I guess my best bet is just to disable r.i. on the Subscriber.
August 2, 2002 at 8:32 am
I believe you can get around this by telling your article that you want to do an MCALL on the update rather than a CALL. This is done in the articles' @upd_cmd. Sorry, but I don't have time to test if it's true, but I just had a look through a distribution database and it seems to have records like this, rather than the DEL/INS pair: {CALL sp_MSupd_TABLE (NULL,NULL,'1',NULL,NULL,NULL,NULL,NULL,NULL,NULL,96,0x0400)}
Here's the article:
exec sp_addarticle @publication = N'MyDatabse'
, @article = N'TABLE'
, @source_owner = N'dbo'
, @source_object = N'TABLE'
, @destination_table = N'TABLE'
, @type = N'logbased'
, @creation_script = null
, @description = null
, @pre_creation_cmd = N'drop'
, @schema_option = 0x0000000000000073
, @status = 16
, @vertical_partition = N'false'
, @ins_cmd = N'CALL sp_MSins_TABLE'
, @del_cmd = N'CALL sp_MSdel_TABLE'
, @upd_cmd = N'MCALL sp_MSupd_TABLE'
, @filter = null
, @sync_object = null
GO
The called sp_msupd_TABLE proc does an update.
August 2, 2002 at 10:59 am
David,
I think you can resolve this without removing RI on the subscriber - enable trace 8207 on the server, which will make the delete/insert into a true update instead, which should then not cause a problem for the subscriber.

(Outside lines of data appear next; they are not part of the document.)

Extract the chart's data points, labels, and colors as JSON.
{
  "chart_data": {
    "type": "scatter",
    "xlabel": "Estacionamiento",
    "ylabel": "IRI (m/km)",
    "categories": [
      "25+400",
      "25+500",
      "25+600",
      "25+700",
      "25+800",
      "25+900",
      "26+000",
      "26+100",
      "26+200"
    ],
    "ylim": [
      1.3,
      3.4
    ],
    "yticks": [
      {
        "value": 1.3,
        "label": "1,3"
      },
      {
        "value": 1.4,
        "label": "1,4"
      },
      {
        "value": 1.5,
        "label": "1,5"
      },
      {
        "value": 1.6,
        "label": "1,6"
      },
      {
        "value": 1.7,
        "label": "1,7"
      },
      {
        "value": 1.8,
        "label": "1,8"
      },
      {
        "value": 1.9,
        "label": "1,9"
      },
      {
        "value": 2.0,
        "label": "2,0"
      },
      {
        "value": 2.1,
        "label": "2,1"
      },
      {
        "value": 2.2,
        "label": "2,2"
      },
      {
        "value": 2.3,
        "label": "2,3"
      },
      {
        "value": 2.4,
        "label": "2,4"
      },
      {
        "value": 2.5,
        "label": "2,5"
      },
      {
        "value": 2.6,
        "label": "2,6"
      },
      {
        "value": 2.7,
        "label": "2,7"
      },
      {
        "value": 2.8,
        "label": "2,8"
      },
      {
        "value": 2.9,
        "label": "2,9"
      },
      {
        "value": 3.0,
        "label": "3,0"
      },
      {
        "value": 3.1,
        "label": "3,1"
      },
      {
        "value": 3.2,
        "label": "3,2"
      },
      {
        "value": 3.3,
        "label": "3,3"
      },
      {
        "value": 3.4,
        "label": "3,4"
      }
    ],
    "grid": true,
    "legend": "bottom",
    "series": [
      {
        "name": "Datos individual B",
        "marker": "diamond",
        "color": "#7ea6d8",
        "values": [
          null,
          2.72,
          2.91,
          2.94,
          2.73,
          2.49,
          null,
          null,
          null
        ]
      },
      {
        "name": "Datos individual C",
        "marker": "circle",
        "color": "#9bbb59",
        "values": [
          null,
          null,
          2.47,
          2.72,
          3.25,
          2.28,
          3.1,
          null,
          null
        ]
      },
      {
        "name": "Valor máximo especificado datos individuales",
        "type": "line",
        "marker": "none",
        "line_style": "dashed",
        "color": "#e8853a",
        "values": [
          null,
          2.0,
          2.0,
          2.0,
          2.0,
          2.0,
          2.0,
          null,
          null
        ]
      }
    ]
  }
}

In EM, right click the server, select properties, startup parameters, and add this code as a new parameter:
/T 8207
When the server is restarted all of the delete/update pairs will then become true updates.
HTH,
Steve Armistead,
Database Administration
Panther Systems Northwest, Inc.
Vancouver, WA
Steve
August 4, 2002 at 2:12 pm
Nick: I am not sure about this - the documented difference between a CALL and an MCALL is that the first modifies all the columns, whereas the second takes a bitmask of changed columns as an extra parameter and only modifies those columns which have been changed in an update.
Steve: yes, you're right - the MS KB article you referred me to explains this but unfortunately the Trace 8207 flag only affects what MS call "singleton UPDATEs" - i.e. updates which only affect one row. Updates which affect multiple rows (and which change uniquely constrained columns) are still propagated as DELETE/INSERT pairs. Looking at the code in our applications, I can't be sure that only single-row updates are generated.